Je puis donc me tromper. Si je me trompe, qu'on me le dise.

Mais jusqu'à preuve du contraire, il me semblera évident que le commerce de musique se développerait en raison directe des musiciens qui surgissent partout, s'il était mieux réglé, si le prix de vente était plus en rapport avec le prix de revient.

Pourquoi n'en serait-il pas de la librairie musicale comme de la librairie littéraire et même scientifique, qui, en abaissant le prix des livres, les a mis à la portée des fortunes les plus modestes?

Pourquoi les œuvres qui sont plus particulièrement destinées à nourrir le cœur seraient-elles rendues plus difficilement accessibles aux masses que celles qui n'ont généralement pour but que de récréer l'esprit?

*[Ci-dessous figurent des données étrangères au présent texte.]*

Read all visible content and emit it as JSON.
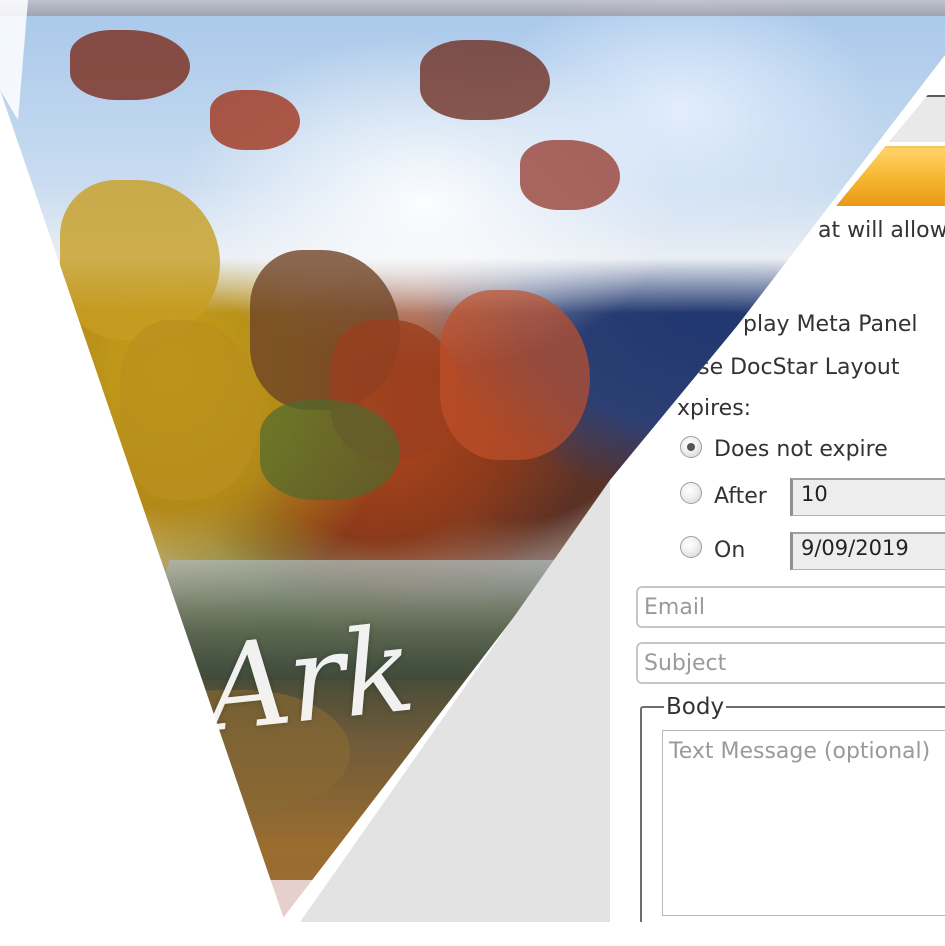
{
  "dialog": {
    "intro_fragment": "at will allow",
    "options": {
      "display_meta_panel": "play Meta Panel",
      "use_docstar_layout": "Use DocStar Layout"
    },
    "expires": {
      "label": "xpires:",
      "does_not_expire": "Does not expire",
      "after": {
        "label": "After",
        "value": "10"
      },
      "on": {
        "label": "On",
        "value": "9/09/2019"
      },
      "selected": "does_not_expire"
    },
    "email_placeholder": "Email",
    "subject_placeholder": "Subject",
    "body": {
      "legend": "Body",
      "placeholder": "Text Message (optional)"
    },
    "accent_color": "#f6b42e"
  },
  "background": {
    "signature_text": "Ark"
  }
}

Je sais qu'on a moins l'habitude d'avoir une bibliothèque musicale qu'une bibliothèque littéraire; mais cette habitude ne naîtrait-elle pas tout naturellement, si la musique était livrée au public à meilleur compte?

Depuis quelques années, en province surtout, les artistes, aussi bien que les simples amateurs, ont pris l'usage de louer la musique courante dont ils ont besoin, et de n'acheter absolument que la musique qu'on ne veut pas leur louer et dont ils ne peuvent se passer; mais cet usage, si funeste aux véritables intérêts des producteurs et des consommateurs, n'est-il pas né précisément de la cherté de la musique? On louait beaucoup de livres en France avant la révolution en librairie, qui a baissé tout d'un coup les livres de 7 fr. 50 c. à 2 fr. et même à 1 fr. Qu'est-il arrivé? Qu'on n'a plus loué de livres, qu'on les a achetés. Les cabinets de lecture se sont fermés, il est vrai, mais de nouvelles librairies se sont ouvertes, et tous les intéressés ont gagné à ce changement radical.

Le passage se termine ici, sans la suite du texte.